Drug repurposing involves identification of additional/new indications for a clinically approved drug or a clinical candidate. A successful drug re-purposing attempt depends on the knowledge of knowing how drugs can modulate the diseases (e.g. side effects) or their targets (e.g. polypharmacology of drugs). We at Molecular Connections develop, explore multiple data sources to extract entities related to a drug.
Molecular Connections’ custom workflows specifically designed for Drug repurposing combines the core entities of drugs’ Mechanism of Action (MoA) space by linking the chemistry and pharmacology of the drug with the biomolecular pathways and therapeutic indications. The workflows can adapt a multi-pronged approach for drug-repurposing, which can be based on:
Drug Similarity : 2D/3D structural features of drugs already approved for an indication can be used to identify drugs developed for a different indication – sharing similar structural features/side-effect profiles /target profiles.
Polypharmacology profile : network of therapeutic targets and small molecule inhibitors to identify new therapeutic opportunities for existing drugs.
Gene – expression profile : comparison of gene-expression profiles of normal and the diseased phenotype.
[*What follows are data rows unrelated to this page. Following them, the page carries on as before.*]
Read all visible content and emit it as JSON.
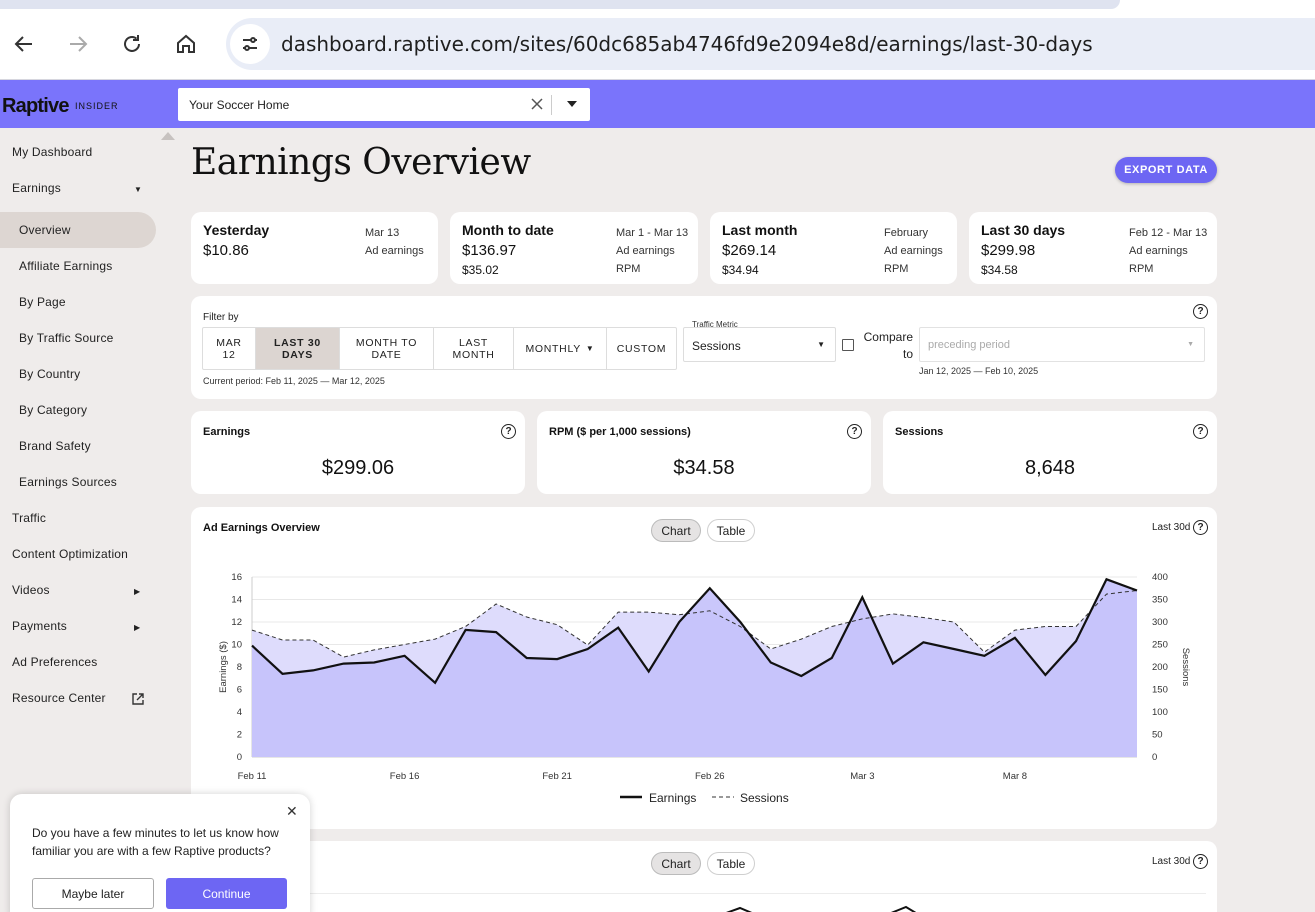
{
  "browser": {
    "url": "dashboard.raptive.com/sites/60dc685ab4746fd9e2094e8d/earnings/last-30-days"
  },
  "app": {
    "brand": "Raptive",
    "brand_sub": "INSIDER",
    "site_select": "Your Soccer Home"
  },
  "sidebar": {
    "my_dashboard": "My Dashboard",
    "earnings": "Earnings",
    "sub_items": [
      "Overview",
      "Affiliate Earnings",
      "By Page",
      "By Traffic Source",
      "By Country",
      "By Category",
      "Brand Safety",
      "Earnings Sources"
    ],
    "items": [
      "Traffic",
      "Content Optimization",
      "Videos",
      "Payments",
      "Ad Preferences",
      "Resource Center"
    ]
  },
  "page": {
    "title": "Earnings Overview",
    "export_label": "EXPORT DATA"
  },
  "summary": [
    {
      "label": "Yesterday",
      "value": "$10.86",
      "value2": "",
      "date": "Mar 13",
      "r2": "Ad earnings",
      "r3": ""
    },
    {
      "label": "Month to date",
      "value": "$136.97",
      "value2": "$35.02",
      "date": "Mar 1 - Mar 13",
      "r2": "Ad earnings",
      "r3": "RPM"
    },
    {
      "label": "Last month",
      "value": "$269.14",
      "value2": "$34.94",
      "date": "February",
      "r2": "Ad earnings",
      "r3": "RPM"
    },
    {
      "label": "Last 30 days",
      "value": "$299.98",
      "value2": "$34.58",
      "date": "Feb 12 - Mar 13",
      "r2": "Ad earnings",
      "r3": "RPM"
    }
  ],
  "filter": {
    "label": "Filter by",
    "buttons": [
      "MAR 12",
      "LAST 30 DAYS",
      "MONTH TO DATE",
      "LAST MONTH",
      "MONTHLY",
      "CUSTOM"
    ],
    "active": "LAST 30 DAYS",
    "current_period": "Current period: Feb 11, 2025 — Mar 12, 2025",
    "traffic_metric_label": "Traffic Metric",
    "traffic_metric_value": "Sessions",
    "compare_label": "Compare to",
    "compare_placeholder": "preceding period",
    "compare_range": "Jan 12, 2025 — Feb 10, 2025"
  },
  "metrics": [
    {
      "label": "Earnings",
      "value": "$299.06"
    },
    {
      "label": "RPM ($ per 1,000 sessions)",
      "value": "$34.58"
    },
    {
      "label": "Sessions",
      "value": "8,648"
    }
  ],
  "chart_panel": {
    "title": "Ad Earnings Overview",
    "toggle": [
      "Chart",
      "Table"
    ],
    "range": "Last 30d"
  },
  "second_panel": {
    "toggle": [
      "Chart",
      "Table"
    ],
    "range": "Last 30d"
  },
  "chart_data": {
    "type": "line",
    "x": [
      "Feb 11",
      "Feb 12",
      "Feb 13",
      "Feb 14",
      "Feb 15",
      "Feb 16",
      "Feb 17",
      "Feb 18",
      "Feb 19",
      "Feb 20",
      "Feb 21",
      "Feb 22",
      "Feb 23",
      "Feb 24",
      "Feb 25",
      "Feb 26",
      "Feb 27",
      "Feb 28",
      "Mar 1",
      "Mar 2",
      "Mar 3",
      "Mar 4",
      "Mar 5",
      "Mar 6",
      "Mar 7",
      "Mar 8",
      "Mar 9",
      "Mar 10",
      "Mar 11",
      "Mar 12"
    ],
    "xticks": [
      "Feb 11",
      "Feb 16",
      "Feb 21",
      "Feb 26",
      "Mar 3",
      "Mar 8"
    ],
    "series": [
      {
        "name": "Earnings",
        "axis": "left",
        "style": "solid",
        "color": "#111111",
        "values": [
          9.9,
          7.4,
          7.7,
          8.3,
          8.4,
          9.0,
          6.6,
          11.3,
          11.1,
          8.8,
          8.7,
          9.6,
          11.5,
          7.6,
          12.0,
          15.0,
          12.0,
          8.4,
          7.2,
          8.8,
          14.2,
          8.3,
          10.2,
          9.6,
          9.0,
          10.6,
          7.3,
          10.3,
          15.8,
          14.8
        ]
      },
      {
        "name": "Sessions",
        "axis": "right",
        "style": "dashed",
        "color": "#333333",
        "values": [
          282,
          260,
          260,
          222,
          238,
          250,
          262,
          290,
          340,
          311,
          294,
          249,
          322,
          322,
          316,
          325,
          290,
          240,
          262,
          290,
          307,
          318,
          310,
          300,
          233,
          282,
          290,
          290,
          362,
          370
        ]
      }
    ],
    "ylabel": "Earnings ($)",
    "y2label": "Sessions",
    "ylim": [
      0,
      16
    ],
    "y2lim": [
      0,
      400
    ],
    "yticks": [
      0,
      2,
      4,
      6,
      8,
      10,
      12,
      14,
      16
    ],
    "y2ticks": [
      0,
      50,
      100,
      150,
      200,
      250,
      300,
      350,
      400
    ],
    "legend": "bottom-center",
    "grid": true,
    "fill_color": "#c4c1fb",
    "fill_color_sessions": "#dedcfc"
  },
  "survey": {
    "text": "Do you have a few minutes to let us know how familiar you are with a few Raptive products?",
    "later": "Maybe later",
    "continue": "Continue"
  }
}
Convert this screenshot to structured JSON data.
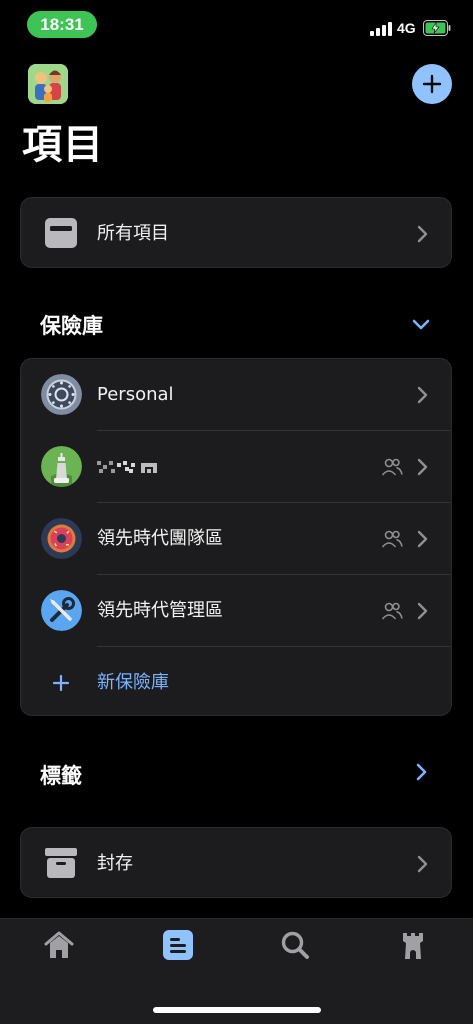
{
  "status": {
    "time": "18:31",
    "network": "4G"
  },
  "header": {
    "title": "項目"
  },
  "all_items": {
    "label": "所有項目"
  },
  "vaults": {
    "title": "保險庫",
    "items": [
      {
        "label": "Personal",
        "shared": false
      },
      {
        "label": "",
        "shared": true
      },
      {
        "label": "領先時代團隊區",
        "shared": true
      },
      {
        "label": "領先時代管理區",
        "shared": true
      }
    ],
    "new_vault": "新保險庫"
  },
  "tags": {
    "title": "標籤"
  },
  "archive": {
    "label": "封存"
  },
  "tabbar": {
    "active": "items"
  },
  "colors": {
    "accent": "#90c2ff",
    "link": "#7ab3ff",
    "card": "#1c1c1e",
    "status_green": "#3ec454"
  }
}
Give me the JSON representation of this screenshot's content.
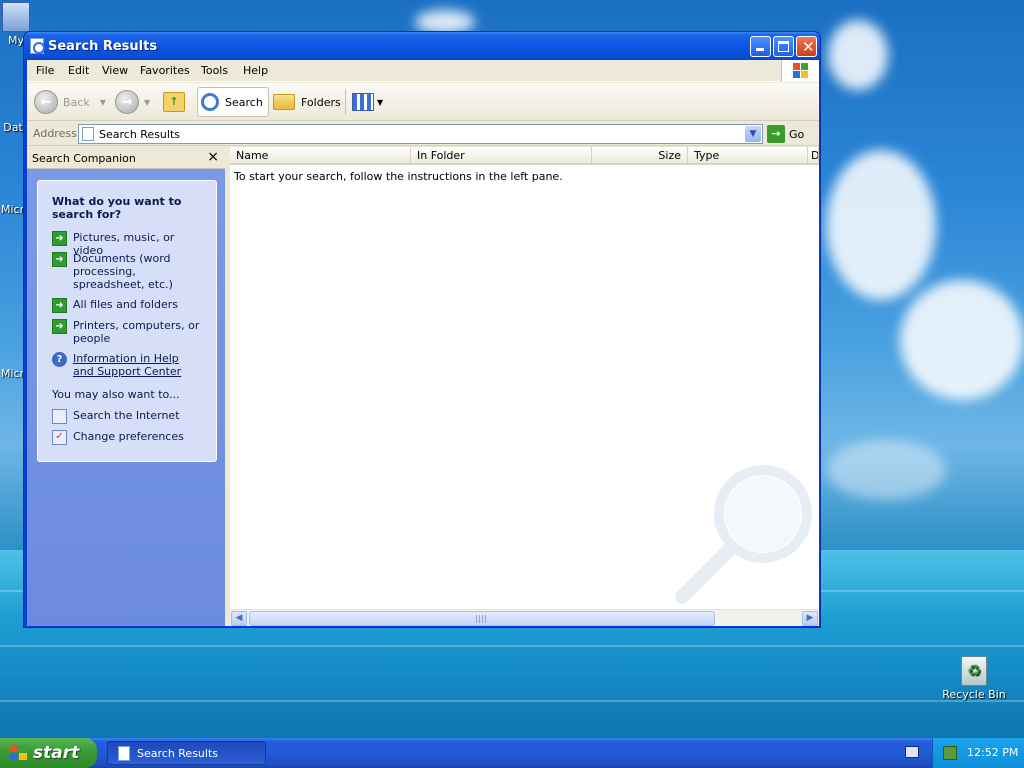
{
  "desktop": {
    "icons": [
      {
        "label": "My",
        "icon": "my-computer-icon"
      },
      {
        "label": "Dat",
        "icon": "data-icon"
      },
      {
        "label": "Micro",
        "icon": "microsoft-icon"
      },
      {
        "label": "Micro",
        "icon": "microsoft-icon"
      }
    ],
    "recycle_bin": "Recycle Bin"
  },
  "window": {
    "title": "Search Results",
    "menu": [
      "File",
      "Edit",
      "View",
      "Favorites",
      "Tools",
      "Help"
    ],
    "toolbar": {
      "back": "Back",
      "search": "Search",
      "folders": "Folders"
    },
    "address": {
      "label": "Address",
      "value": "Search Results",
      "go": "Go"
    },
    "search_companion": {
      "title": "Search Companion",
      "close": "×",
      "heading": "What do you want to search for?",
      "options": [
        "Pictures, music, or video",
        "Documents (word processing, spreadsheet, etc.)",
        "All files and folders",
        "Printers, computers, or people"
      ],
      "help_link": "Information in Help and Support Center",
      "also_label": "You may also want to...",
      "also_options": [
        "Search the Internet",
        "Change preferences"
      ]
    },
    "results": {
      "columns": [
        "Name",
        "In Folder",
        "Size",
        "Type",
        "D"
      ],
      "message": "To start your search, follow the instructions in the left pane."
    }
  },
  "taskbar": {
    "start": "start",
    "tasks": [
      "Search Results"
    ],
    "clock": "12:52 PM"
  },
  "colors": {
    "titlebar": "#0b55e6",
    "start_button": "#3a9a36",
    "search_pane": "#7b9ae6",
    "tray": "#0f8ed8"
  }
}
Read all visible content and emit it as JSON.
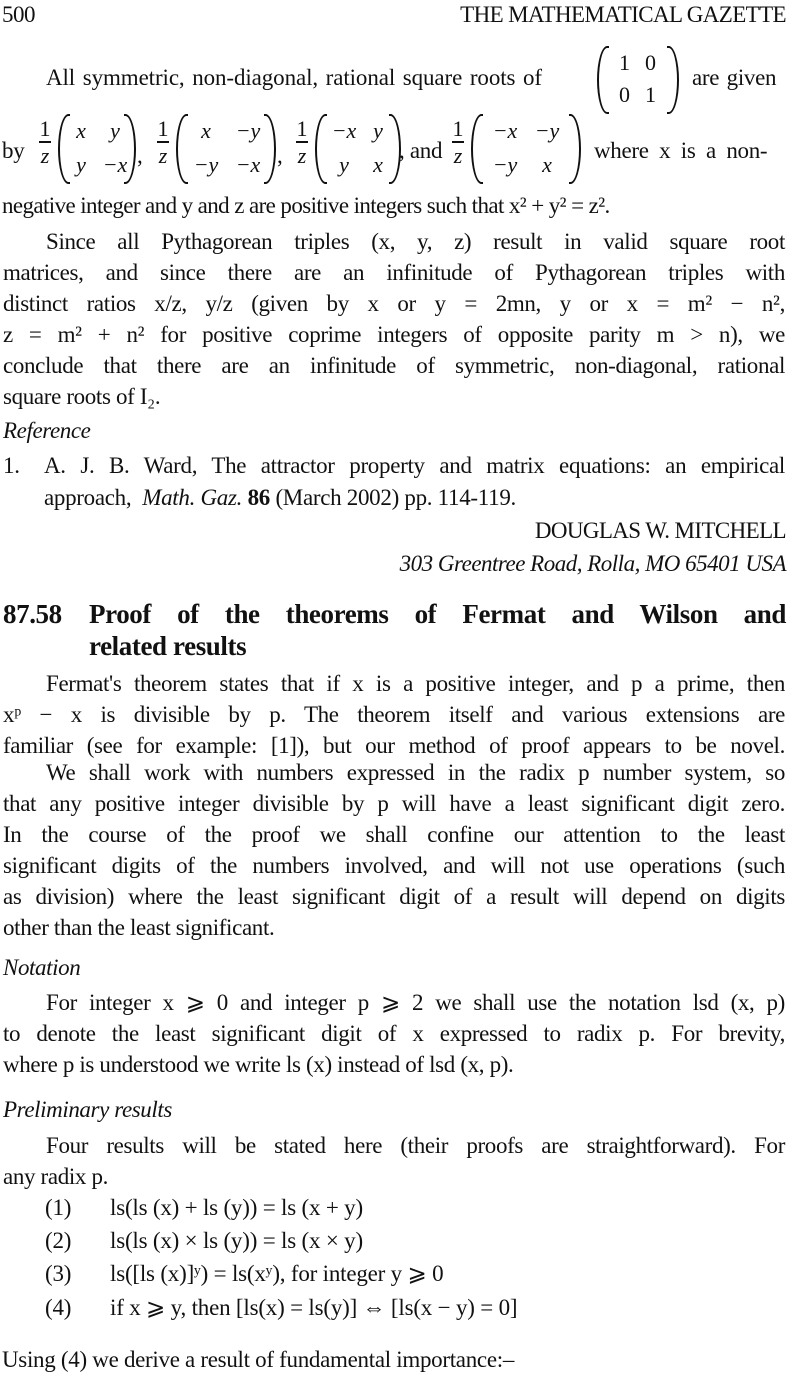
{
  "header": {
    "page_number": "500",
    "journal_title": "THE MATHEMATICAL GAZETTE"
  },
  "intro": {
    "line1_text": "All symmetric, non-diagonal, rational square roots of",
    "line1_tail": "are given",
    "identity_matrix": [
      [
        "1",
        "0"
      ],
      [
        "0",
        "1"
      ]
    ],
    "line2_by": "by",
    "line2_and": ", and",
    "line2_tail": "where x is a non-",
    "fraction": {
      "numerator": "1",
      "denominator": "z"
    },
    "matrices": [
      [
        [
          "x",
          "y"
        ],
        [
          "y",
          "−x"
        ]
      ],
      [
        [
          "x",
          "−y"
        ],
        [
          "−y",
          "−x"
        ]
      ],
      [
        [
          "−x",
          "y"
        ],
        [
          "y",
          "x"
        ]
      ],
      [
        [
          "−x",
          "−y"
        ],
        [
          "−y",
          "x"
        ]
      ]
    ],
    "line3": "negative integer and y and z are positive integers such that x² + y² = z²."
  },
  "paragraph_pythagorean": {
    "lines": [
      "Since all Pythagorean triples (x, y, z) result in valid square root",
      "matrices, and since there are an infinitude of Pythagorean triples with",
      "distinct ratios x/z, y/z (given by x or y = 2mn, y or x = m² − n²,",
      "z = m² + n² for positive coprime integers of opposite parity m > n), we",
      "conclude that there are an infinitude of symmetric, non-diagonal, rational",
      "square roots of I₂."
    ]
  },
  "reference_section": {
    "heading": "Reference",
    "items": [
      {
        "number": "1.",
        "author": "A. J. B. Ward, The attractor property and matrix equations: an empirical",
        "journal": "Math. Gaz.",
        "volume": "86",
        "rest": "(March 2002) pp. 114-119.",
        "prefix": "approach,"
      }
    ]
  },
  "signature": {
    "author": "DOUGLAS W. MITCHELL",
    "address": "303 Greentree Road, Rolla, MO 65401 USA"
  },
  "article": {
    "number": "87.58",
    "title_line1": "Proof of the theorems of Fermat and Wilson and",
    "title_line2": "related results",
    "paragraph1": [
      "Fermat's theorem states that if x is a positive integer, and p a prime, then",
      "xᵖ − x is divisible by p.  The theorem itself and various extensions are",
      "familiar (see for example: [1]), but our method of proof appears to be novel."
    ],
    "paragraph2": [
      "We shall work with numbers expressed in the radix p number system, so",
      "that any positive integer divisible by p will have a least significant digit zero.",
      "In the course of the proof we shall confine our attention to the least",
      "significant digits of the numbers involved, and will not use operations (such",
      "as division) where the least significant digit of a result will depend on digits",
      "other than the least significant."
    ],
    "notation_heading": "Notation",
    "notation_paragraph": [
      "For integer x ⩾ 0 and integer p ⩾ 2 we shall use the notation lsd (x, p)",
      "to denote the least significant digit of x expressed to radix p.  For brevity,",
      "where p is understood we write ls (x) instead of lsd (x, p)."
    ],
    "preliminary_heading": "Preliminary results",
    "preliminary_paragraph": [
      "Four results will be stated here (their proofs are straightforward).  For",
      "any radix p."
    ],
    "results": [
      {
        "label": "(1)",
        "formula": "ls(ls (x) + ls (y)) = ls (x + y)"
      },
      {
        "label": "(2)",
        "formula": "ls(ls (x) × ls (y)) = ls (x × y)"
      },
      {
        "label": "(3)",
        "formula": "ls([ls (x)]ʸ) = ls(xʸ), for integer y ⩾ 0"
      },
      {
        "label": "(4)",
        "formula": "if x ⩾ y, then [ls(x) = ls(y)] ⇔ [ls(x − y) = 0]"
      }
    ],
    "closing_line": "Using (4) we derive a result of fundamental importance:–"
  }
}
Side – effect based : looking for compound side effects and look for new indications within the side effect profile.
Interactome : identifying interacting proteins and other targets through protein interaction.
Molecular pathways : implication of the molecular pathway targeted by the drug in another indication.
Select Case Studies
- Exploring the role of Histone deacetylases (HDACs) in Neoplasms and use of their inhibitors in cancer treatment.
In this case study we identified frequently occurring neoplasms associated with HDAC-altered expression, drugs being used as HDAC inhibitors, and the processes encompassed by drugs to inhibit HDAC.
- Understanding pharmacologic actions, protein interactions and toxicity studies using XTractorTM.
In this case study we extracted the pharmacological actions, protein interactions and toxicity of various drugs and we also manually curated the side-effects from the drug labels.